Unprincipled Hadith Affinities

By Dr. Hassan Ansari

Despite recent research in hadith studies and textual criticism that has shed light on the nature and characteristics of some hadith texts, unfortunately, some individuals still present any Arabic text as if it is a reliable hadith without caution or attention to the basic principles of hadith verification and sources. Such interpretations can produce results and deductions that are outside the principles of scholarly studies and research and the foundations of traditional studies. Furthermore, these interpretations are often mixed with various types of Sufi, Muhyi al-Dini1, and ecstatic readings, as well as some interpretations based on Sadrian and rather Shaykhi ideas, and are presented under the guise of “truths and secrets” (ḥaqā’iq and asrār) to the people. This type of reading has even more severe consequences for the overall religious education of the people, especially when unprincipled deductions and contents, which are based on unreliable sources, are presented in public forums. Such content can reach millions of audiences through the power of the internet and social media today.

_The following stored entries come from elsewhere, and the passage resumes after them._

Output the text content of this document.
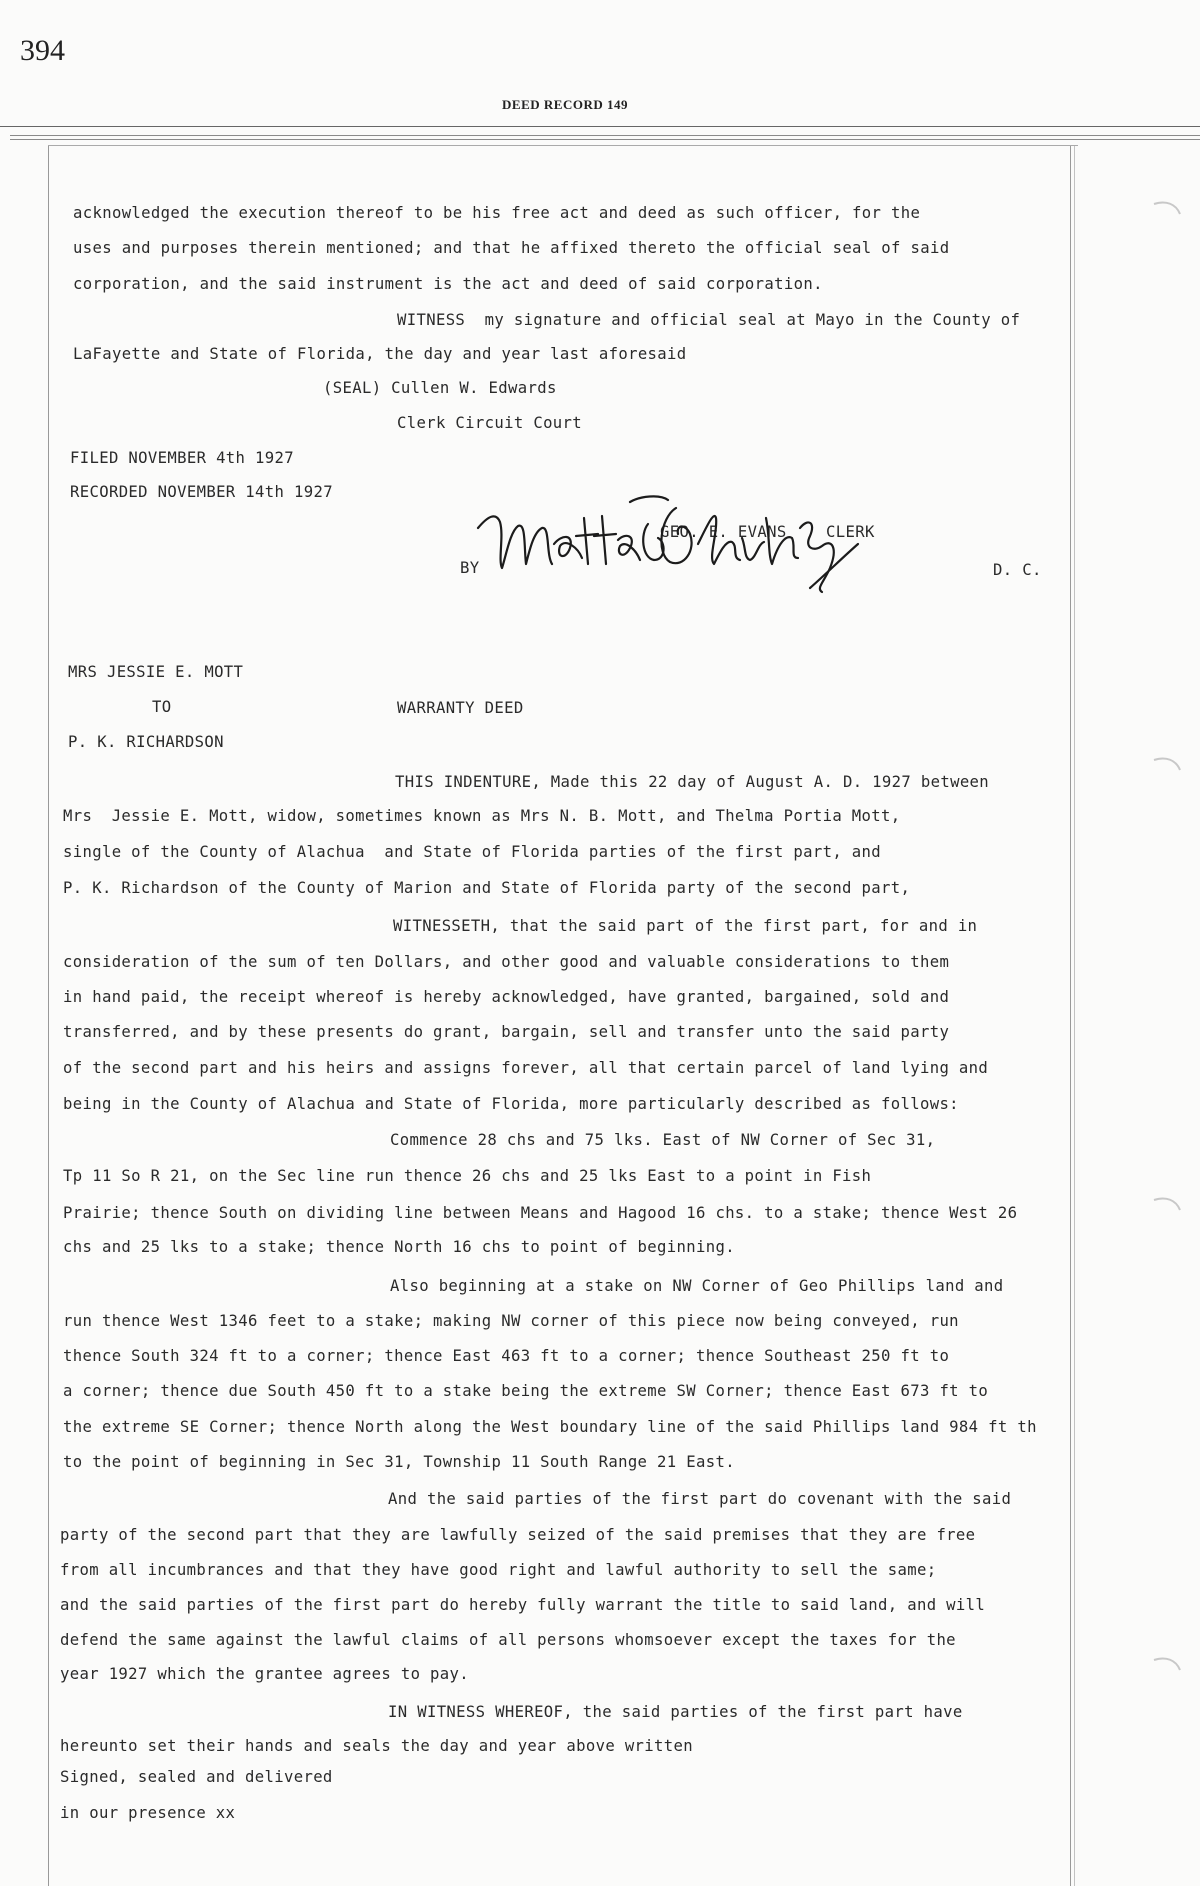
394
DEED RECORD 149
acknowledged the execution thereof to be his free act and deed as such officer, for the
uses and purposes therein mentioned; and that he affixed thereto the official seal of said
corporation, and the said instrument is the act and deed of said corporation.
WITNESS  my signature and official seal at Mayo in the County of
LaFayette and State of Florida, the day and year last aforesaid
(SEAL) Cullen W. Edwards
Clerk Circuit Court
FILED NOVEMBER 4th 1927
RECORDED NOVEMBER 14th 1927
GEO. E. EVANS	CLERK
BY	D. C.
MRS JESSIE E. MOTT
TO	WARRANTY DEED
P. K. RICHARDSON
THIS INDENTURE, Made this 22 day of August A. D. 1927 between
Mrs  Jessie E. Mott, widow, sometimes known as Mrs N. B. Mott, and Thelma Portia Mott,
single of the County of Alachua  and State of Florida parties of the first part, and
P. K. Richardson of the County of Marion and State of Florida party of the second part,
WITNESSETH, that the said part of the first part, for and in
consideration of the sum of ten Dollars, and other good and valuable considerations to them
in hand paid, the receipt whereof is hereby acknowledged, have granted, bargained, sold and
transferred, and by these presents do grant, bargain, sell and transfer unto the said party
of the second part and his heirs and assigns forever, all that certain parcel of land lying and
being in the County of Alachua and State of Florida, more particularly described as follows:
Commence 28 chs and 75 lks. East of NW Corner of Sec 31,
Tp 11 So R 21, on the Sec line run thence 26 chs and 25 lks East to a point in Fish
Prairie; thence South on dividing line between Means and Hagood 16 chs. to a stake; thence West 26
chs and 25 lks to a stake; thence North 16 chs to point of beginning.
Also beginning at a stake on NW Corner of Geo Phillips land and
run thence West 1346 feet to a stake; making NW corner of this piece now being conveyed, run
thence South 324 ft to a corner; thence East 463 ft to a corner; thence Southeast 250 ft to
a corner; thence due South 450 ft to a stake being the extreme SW Corner; thence East 673 ft to
the extreme SE Corner; thence North along the West boundary line of the said Phillips land 984 ft th
to the point of beginning in Sec 31, Township 11 South Range 21 East.
And the said parties of the first part do covenant with the said
party of the second part that they are lawfully seized of the said premises that they are free
from all incumbrances and that they have good right and lawful authority to sell the same;
and the said parties of the first part do hereby fully warrant the title to said land, and will
defend the same against the lawful claims of all persons whomsoever except the taxes for the
year 1927 which the grantee agrees to pay.
IN WITNESS WHEREOF, the said parties of the first part have
hereunto set their hands and seals the day and year above written
Signed, sealed and delivered
in our presence xx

Our discussion is not about narrations preserved in reliable and authentic sources. It revolves around a number of hadith books whose historical roots are unclear, and even their attribution to alleged authors is debatable without clear evidence of their authenticity. In recent years, numerous studies have demonstrated the nature of such works and their association with different Ghuluw currents and Shi’i Ghulat or certain narrators who showed leniency in transmitting narrations related to religious propagation. Why should we ignore the opinions and views of researchers when it comes to transmitting these reports and even go further by mixing their content with even more unreliable teachings, subjugating religious thought to interpretations that are, at best, relatively unrelated to what we know about Shi’i doctrines from the Quran and authentic classical sources? Such negligence and leniency in narration can lead to confusion and distortion, causing even a rational and well-informed audience to become disillusioned and providing grounds for astonishment, mockery, and belittlement by some individuals.

What is even more regretful is that in the face of investigations presented by researchers over the past few centuries and in the past few decades, some individuals choose to disregard the research and cannot bear to exclude certain hadith works from the category of those works that are usually deemed reliable. Instead, they attempt to validate these problematic hadith works and narrations by adhering to non-credible methods, trying to present them as reliable works. After tens of Nusayri works being published over the last few years; works from Ḥusayn ibn Hamadān Khaṣībī and Nusayris from Baghdad, Halab, and Laziqiyyah, some individuals even start transmitting from these works that clearly belong to the Ghulat. They handle these works carelessly and use them as evidence to support other unreliable works or unauthentic narrations that they were previously aware of. They are heedless of the fact that the publication of these books and their content has shown more than ever that books such as Hidayah al-Kubra of Khaṣībī, ‘Uyūn al-Mu‘jizāt attributed to Ḥusayn b. ‘Abdul Wahhāb, or parts of Dalā’il al-Imāmah, Ithbāt al-Waṣiyyah, and works of this nature have been written or reconstructed under the influence of the Nusayriyyah and other Ghuluw trends in Baghdad.

Citing unreliable sources lacking authenticity, which are unsupported by the classical principles of hadith or rijal studies, or the precise methods of modern historiography, poses a significant problem. Scholars of Uṣūl and hadith, as well as classical Shi’i jurists such as Shaykh Mufid and Sharif Murtada did not consider these beliefs as part of the doctrinal principles of Shia beliefs. Moreover, it presents another danger: they have resulted in the formation of religious sects, especially those influenced by eschatological ideas and extremist sects with exaggerated or esoteric interpretations, particularly after the Ilkhanate period and especially in recent centuries related to the ideas of Prophethood/Mahdism/Babism.

Many of these groups and sects rely on the same unreliable traditions that the ancient Ghulat and mufawwidah created with more or less similar goals. Unfortunately, some of these traditions have been introduced into our hadith gatherings due to the negligence of past hadith scholars and compilers, who disregarded their roots and gave credence to their contents. In recent years, a deviant sect has relied solely on two or three traditions, which are clearly rooted in the discourse of ancient Ghulat and mufawwidah, to substantiate their claims by relying on the hadiths of the Imams. This is just one kind of danger to the Shi’a community that negligence toward the principles of hadith transmission poses.